We pitched in to the job with all the good humour we could muster, but it was a stretch even for José’s natural cheer. The air in Paco’s asbestos-roofed shed was bakin
g, and stagnant with the putrid stench of dung, and the ticks were making it almost impossible to get the wool off. Each stroke of the clippers left a livid trail of blood as it hacked through thirty or forty engorged bodies, and the cutters kept sticking, so we had to push and pull and tug and jab, while taking as much care as we could of the sheep’s protruding bones and thin skin. Time and again we nearly gave up, took down the machinery and went home. But something kept us going – perhaps the money, perhaps some imbued work ethic, or maybe just sympathy for a shepherd and his sheep. So we stuck it out and at last our constancy was rewarded. The end of the job was in sight.
Paco didn’t seem to share our relief, though, and was moving morosely around the flock, counting anxiously under his breath, as he appeared from the pen with another creature for me to shear. I grabbed hold of it, flexed my shearing arm ready to make the first blow and then stopped. ‘Bloody hell! Paco,’ I called above the buzzing of my partner’s shears, ‘I can’t shear this one. Take it away!’
‘Why, what’s the matter with it?’ he muttered,
‘It’s a goat, man. I’m not going to shear your goat!’

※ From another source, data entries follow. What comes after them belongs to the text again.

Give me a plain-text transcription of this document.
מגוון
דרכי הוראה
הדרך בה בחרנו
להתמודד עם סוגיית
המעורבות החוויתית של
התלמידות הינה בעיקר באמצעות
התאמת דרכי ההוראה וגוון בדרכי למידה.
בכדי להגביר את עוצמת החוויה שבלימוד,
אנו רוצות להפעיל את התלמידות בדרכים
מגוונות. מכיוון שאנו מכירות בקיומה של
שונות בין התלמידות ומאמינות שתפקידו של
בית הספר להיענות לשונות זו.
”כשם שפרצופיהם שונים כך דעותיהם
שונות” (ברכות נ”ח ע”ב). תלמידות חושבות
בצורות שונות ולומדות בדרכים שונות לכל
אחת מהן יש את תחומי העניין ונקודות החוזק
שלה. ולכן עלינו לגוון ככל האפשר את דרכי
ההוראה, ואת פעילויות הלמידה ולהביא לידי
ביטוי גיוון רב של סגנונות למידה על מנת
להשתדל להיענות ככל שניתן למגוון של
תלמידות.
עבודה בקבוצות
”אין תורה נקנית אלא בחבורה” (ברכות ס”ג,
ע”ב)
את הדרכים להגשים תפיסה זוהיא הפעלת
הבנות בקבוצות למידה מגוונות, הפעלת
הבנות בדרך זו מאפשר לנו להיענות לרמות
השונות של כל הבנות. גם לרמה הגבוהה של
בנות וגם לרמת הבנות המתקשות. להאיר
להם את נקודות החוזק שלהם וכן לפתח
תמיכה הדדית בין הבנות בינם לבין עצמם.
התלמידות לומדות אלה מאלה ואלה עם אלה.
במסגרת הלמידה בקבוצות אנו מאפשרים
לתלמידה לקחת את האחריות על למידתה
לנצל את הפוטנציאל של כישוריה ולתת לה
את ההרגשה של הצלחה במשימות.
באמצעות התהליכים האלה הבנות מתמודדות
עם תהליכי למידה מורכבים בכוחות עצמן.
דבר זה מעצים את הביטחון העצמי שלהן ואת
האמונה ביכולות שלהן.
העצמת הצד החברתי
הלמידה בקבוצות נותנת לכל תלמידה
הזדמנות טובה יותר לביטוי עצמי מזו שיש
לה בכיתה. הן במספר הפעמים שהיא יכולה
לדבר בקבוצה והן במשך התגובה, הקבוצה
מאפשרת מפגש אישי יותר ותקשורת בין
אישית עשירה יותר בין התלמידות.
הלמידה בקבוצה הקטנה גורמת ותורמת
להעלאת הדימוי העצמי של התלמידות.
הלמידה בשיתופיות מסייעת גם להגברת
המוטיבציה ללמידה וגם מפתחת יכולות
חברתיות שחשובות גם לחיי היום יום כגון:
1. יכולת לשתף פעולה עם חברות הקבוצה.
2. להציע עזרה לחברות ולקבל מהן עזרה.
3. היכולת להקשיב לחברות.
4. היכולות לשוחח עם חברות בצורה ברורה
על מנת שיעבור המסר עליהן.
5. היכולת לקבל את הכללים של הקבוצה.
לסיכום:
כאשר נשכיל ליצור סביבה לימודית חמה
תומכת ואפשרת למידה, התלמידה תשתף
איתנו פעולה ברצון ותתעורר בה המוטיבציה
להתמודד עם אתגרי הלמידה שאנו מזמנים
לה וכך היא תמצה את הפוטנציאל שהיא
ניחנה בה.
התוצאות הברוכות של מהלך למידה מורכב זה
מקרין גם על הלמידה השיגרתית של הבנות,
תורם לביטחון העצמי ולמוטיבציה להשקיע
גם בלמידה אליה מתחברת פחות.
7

Paco looked – and there is no other word here – sheepish, then rallied. ‘No, Cristóbal, that’s no goat,’ he insisted, fixing me with a bloodshot look. ‘That’s a sheep.’
It wasn’t, of course. Goats can look a bit like sheep and some even have a certain ovine demeanour, a sheepish gait that at a distance – say, peering from one mountainside across to another – can lead to confusion. But there was no confusion at all about the particular specimen that was standing right before me. This wasn’t just your run-of-the-mill, undistinguished goat; it was a goat’s goat, with horns and a beard and all.